Marilyn es un caleidoscopio porque ni con estas letras puedo
rozar todo su universo. Tenemos su manera de pensar y sentir en escritos,
cartas, poemas, notas, que revelan una gran sensibilidad, reconocida por
directores con los que trabajó como John Huston, su profesor de interpretación en
el Actors Studio de New York: Marilyn tuvo la humildad de asistir a clase con
principiantes cuando ya era conocida mundialmente. Ir de noche a la Universidad
para aprender literatura y arte porque quería ser capaz de mantener
conversaciones cultivadas. Ella podía ser de todo, menos idiota. Permítanme
citar la reciente publicación de Carmen Moreno “Los caballeros las prefieren
muertas”, autora de nuestra tierra con una obra comprometida, diferente.
“Caballeros de corbata” que intentaron encerrarla en una jaula de oro a lo que
ella respondió con su propia productora, algo “prohibido” en un mundo hecho por
y para los hombres.
En sus escritos
desnuda el alma, anhelos y frustraciones. Su idea de Dios como un ente limitado,
de lo contrario “¿Cómo iba a permitir los sufrimientos de este mundo?”, el alma
como átomo no perceptible similar al aura. Su amor por la naturaleza, los
animales, los niños, la gente sencilla y feliz que inspiran a los genios de la
Historia… Sensibilidad que la aleja de los diamantes, del Chanel Nº5, del paseo
de la fama…
Su lírica, de verso libre, es espontánea y, al mismo tiempo,
sosegada y reflexiva. Presenta una dualidad entre el amor y el desprecio, la
felicidad y la tristeza, la calma y el desasosiego, la vida y la muerte.
Pasado, presente y futuro se entrecruzan como una trenza, a veces demasiado
apretada, a veces desecha…Me gustaría destacar dos poemas que me conmovieron.
El primero de ellos me recordó a la trama de la gran película “El marido de la
peluquera” (Patrice Leconte, 1990) donde plantea la idea de la muerte en el
cenit de la felicidad. El segundo, confirma la dualidad que sugiero “Sucia por
fuera, tierna por dentro” ¿Describe un río o a ella misma?
“Sólo quiero que me
quieran” fue el gran objetivo de la actriz, su canto de cisne, que logró con
creces.
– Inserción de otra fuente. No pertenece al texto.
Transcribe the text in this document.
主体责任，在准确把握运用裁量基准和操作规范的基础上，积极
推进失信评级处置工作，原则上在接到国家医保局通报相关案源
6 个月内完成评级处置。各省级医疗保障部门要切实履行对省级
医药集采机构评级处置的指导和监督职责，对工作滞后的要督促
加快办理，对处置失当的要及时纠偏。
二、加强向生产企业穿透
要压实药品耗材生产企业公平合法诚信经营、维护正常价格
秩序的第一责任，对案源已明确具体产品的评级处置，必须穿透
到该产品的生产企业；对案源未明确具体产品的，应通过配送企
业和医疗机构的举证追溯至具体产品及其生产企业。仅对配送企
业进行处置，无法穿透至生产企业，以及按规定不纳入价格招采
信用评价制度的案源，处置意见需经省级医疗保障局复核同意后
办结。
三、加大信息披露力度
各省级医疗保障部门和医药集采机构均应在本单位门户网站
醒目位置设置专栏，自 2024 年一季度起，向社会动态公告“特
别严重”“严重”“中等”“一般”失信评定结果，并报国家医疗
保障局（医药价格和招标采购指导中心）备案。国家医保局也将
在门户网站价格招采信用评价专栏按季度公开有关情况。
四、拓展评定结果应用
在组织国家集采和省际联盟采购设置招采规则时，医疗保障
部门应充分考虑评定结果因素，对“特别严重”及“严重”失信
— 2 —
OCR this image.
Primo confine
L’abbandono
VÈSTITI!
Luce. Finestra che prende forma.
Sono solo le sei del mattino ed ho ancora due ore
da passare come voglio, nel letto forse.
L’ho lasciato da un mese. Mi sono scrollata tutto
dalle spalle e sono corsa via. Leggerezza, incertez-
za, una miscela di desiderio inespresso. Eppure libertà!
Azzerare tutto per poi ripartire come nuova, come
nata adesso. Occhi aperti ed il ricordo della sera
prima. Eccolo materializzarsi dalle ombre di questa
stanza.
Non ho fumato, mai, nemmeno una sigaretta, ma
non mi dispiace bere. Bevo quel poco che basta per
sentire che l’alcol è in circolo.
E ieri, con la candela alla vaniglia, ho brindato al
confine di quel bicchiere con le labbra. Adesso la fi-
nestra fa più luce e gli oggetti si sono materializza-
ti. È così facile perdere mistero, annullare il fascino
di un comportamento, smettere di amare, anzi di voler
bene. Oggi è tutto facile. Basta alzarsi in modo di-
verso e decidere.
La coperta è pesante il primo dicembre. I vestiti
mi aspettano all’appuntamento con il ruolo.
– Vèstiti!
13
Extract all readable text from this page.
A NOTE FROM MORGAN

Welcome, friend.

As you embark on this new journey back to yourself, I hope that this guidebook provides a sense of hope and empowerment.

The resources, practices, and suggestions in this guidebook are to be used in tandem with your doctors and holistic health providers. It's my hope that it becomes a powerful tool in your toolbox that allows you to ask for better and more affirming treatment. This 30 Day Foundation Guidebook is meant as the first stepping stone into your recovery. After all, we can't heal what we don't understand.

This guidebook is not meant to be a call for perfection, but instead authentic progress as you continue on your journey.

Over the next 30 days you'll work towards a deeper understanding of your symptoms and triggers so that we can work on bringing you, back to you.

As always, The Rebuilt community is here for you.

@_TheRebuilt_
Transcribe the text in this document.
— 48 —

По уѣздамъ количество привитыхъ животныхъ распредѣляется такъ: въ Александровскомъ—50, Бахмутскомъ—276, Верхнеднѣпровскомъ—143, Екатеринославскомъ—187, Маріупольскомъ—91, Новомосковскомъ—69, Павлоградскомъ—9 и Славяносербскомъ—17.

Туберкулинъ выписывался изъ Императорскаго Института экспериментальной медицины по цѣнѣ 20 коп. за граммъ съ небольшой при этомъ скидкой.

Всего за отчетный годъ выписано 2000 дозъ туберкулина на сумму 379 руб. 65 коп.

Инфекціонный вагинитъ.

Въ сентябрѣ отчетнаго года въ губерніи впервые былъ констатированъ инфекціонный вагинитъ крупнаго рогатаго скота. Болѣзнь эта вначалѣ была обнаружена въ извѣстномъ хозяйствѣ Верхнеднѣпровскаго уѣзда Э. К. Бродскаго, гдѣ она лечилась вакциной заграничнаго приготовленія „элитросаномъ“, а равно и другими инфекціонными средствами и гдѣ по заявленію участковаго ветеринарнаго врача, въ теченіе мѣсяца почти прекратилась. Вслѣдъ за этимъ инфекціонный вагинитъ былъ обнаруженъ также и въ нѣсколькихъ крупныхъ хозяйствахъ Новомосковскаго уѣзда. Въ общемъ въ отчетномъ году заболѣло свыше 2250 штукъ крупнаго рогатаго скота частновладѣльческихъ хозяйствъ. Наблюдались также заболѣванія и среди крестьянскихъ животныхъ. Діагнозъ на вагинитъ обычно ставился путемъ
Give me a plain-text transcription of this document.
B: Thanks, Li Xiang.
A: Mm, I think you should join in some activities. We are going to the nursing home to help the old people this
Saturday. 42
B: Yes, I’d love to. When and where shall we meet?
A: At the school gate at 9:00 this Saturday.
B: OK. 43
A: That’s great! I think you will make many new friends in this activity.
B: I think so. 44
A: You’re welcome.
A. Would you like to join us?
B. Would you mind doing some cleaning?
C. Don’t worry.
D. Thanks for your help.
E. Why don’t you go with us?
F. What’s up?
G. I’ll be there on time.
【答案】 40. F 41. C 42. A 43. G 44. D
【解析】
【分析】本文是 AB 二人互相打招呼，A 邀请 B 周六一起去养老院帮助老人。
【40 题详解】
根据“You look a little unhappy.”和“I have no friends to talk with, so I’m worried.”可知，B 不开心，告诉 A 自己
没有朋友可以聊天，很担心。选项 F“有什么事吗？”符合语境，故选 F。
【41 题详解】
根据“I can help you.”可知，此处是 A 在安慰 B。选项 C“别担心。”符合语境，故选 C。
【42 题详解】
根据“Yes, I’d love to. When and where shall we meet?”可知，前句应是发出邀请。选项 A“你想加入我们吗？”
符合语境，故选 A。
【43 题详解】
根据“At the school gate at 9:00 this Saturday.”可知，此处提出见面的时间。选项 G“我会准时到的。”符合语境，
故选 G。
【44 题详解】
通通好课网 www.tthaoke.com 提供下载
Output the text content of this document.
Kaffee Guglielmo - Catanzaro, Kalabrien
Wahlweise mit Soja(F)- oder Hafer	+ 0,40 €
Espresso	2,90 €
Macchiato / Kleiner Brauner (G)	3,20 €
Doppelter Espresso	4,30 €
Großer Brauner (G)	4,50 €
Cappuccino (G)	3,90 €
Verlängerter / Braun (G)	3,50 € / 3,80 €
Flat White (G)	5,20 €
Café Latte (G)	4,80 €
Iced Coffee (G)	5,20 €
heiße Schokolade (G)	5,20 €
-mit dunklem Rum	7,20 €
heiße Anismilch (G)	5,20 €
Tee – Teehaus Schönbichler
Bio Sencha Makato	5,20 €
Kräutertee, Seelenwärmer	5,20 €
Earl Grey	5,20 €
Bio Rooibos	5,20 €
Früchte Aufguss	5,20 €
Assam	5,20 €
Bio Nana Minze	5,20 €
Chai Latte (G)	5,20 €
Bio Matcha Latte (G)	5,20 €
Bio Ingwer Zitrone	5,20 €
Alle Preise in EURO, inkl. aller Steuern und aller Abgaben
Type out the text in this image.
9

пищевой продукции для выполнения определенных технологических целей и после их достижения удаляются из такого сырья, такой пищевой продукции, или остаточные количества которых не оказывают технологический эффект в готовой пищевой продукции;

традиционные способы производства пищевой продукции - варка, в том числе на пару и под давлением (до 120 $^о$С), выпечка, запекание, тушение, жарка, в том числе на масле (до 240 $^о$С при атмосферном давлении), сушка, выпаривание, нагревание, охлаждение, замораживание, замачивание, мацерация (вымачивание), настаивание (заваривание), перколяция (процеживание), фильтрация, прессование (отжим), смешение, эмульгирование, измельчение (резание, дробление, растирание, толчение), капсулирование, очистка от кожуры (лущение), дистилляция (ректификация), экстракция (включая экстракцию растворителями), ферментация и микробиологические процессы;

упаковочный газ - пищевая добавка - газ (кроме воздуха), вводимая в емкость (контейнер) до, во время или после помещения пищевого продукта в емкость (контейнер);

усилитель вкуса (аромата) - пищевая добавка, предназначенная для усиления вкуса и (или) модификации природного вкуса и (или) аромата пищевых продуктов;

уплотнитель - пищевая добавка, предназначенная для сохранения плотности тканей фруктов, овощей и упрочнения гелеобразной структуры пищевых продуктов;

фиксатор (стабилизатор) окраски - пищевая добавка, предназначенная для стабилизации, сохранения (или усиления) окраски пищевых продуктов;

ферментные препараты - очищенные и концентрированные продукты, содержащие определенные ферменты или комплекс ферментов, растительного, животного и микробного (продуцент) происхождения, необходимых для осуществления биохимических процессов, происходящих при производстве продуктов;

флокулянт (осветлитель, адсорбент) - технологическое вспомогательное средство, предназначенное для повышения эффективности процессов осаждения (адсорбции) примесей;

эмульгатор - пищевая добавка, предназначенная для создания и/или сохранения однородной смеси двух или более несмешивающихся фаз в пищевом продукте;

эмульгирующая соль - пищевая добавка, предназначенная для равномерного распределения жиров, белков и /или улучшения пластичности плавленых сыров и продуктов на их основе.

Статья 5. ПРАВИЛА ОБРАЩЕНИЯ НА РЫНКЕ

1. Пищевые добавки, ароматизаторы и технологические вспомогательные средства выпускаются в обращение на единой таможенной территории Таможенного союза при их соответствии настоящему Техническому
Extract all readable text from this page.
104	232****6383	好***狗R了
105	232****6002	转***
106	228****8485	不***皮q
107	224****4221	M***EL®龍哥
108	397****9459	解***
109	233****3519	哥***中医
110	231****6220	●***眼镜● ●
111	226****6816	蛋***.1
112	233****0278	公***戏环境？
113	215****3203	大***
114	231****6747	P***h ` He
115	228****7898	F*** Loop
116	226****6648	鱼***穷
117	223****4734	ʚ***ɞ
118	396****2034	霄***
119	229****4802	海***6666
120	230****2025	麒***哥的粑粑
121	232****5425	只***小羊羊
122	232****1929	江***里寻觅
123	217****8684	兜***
Alcanzó el respeto y admiración de la profesión, público y crítica por
su trabajo pero también el cariño hacia su persona. Abordar un tema como
“Marilyn” hace complicado separar ambas realidades y eso la engrandece, la
humaniza más todavía siendo el secreto de su eterna juventud.
HOY
Hoy no tengo ninguna
preocupación,
hoy respiro aire libre
al aire libre,
hoy no sufro
por el amor de nadie
ni recuerdo a la niña
humillada que fui,
hoy soy feliz,
hoy quisiera estar muerta.
EL RÍO
Amo el río,
ese río
silencioso
que cruzan
gaviotas y navíos,
amo su agua
oscura y dulce,
sucia por
fuera,
tierna por
dentro.
Me gusta
pasear por sus orillas,
escuchar las
cosas que me dice.
Me gusta
mirarlo
desde el puente,
cerrar los
ojos,
soñar con
que me tiene
entre sus
brazos,
me tiene
para siempre.
ARTÍCULO PUBLICADO EN LA REVISTA "ENVERSO" PRESENTADA EN EL ATENEO DE JEREZ.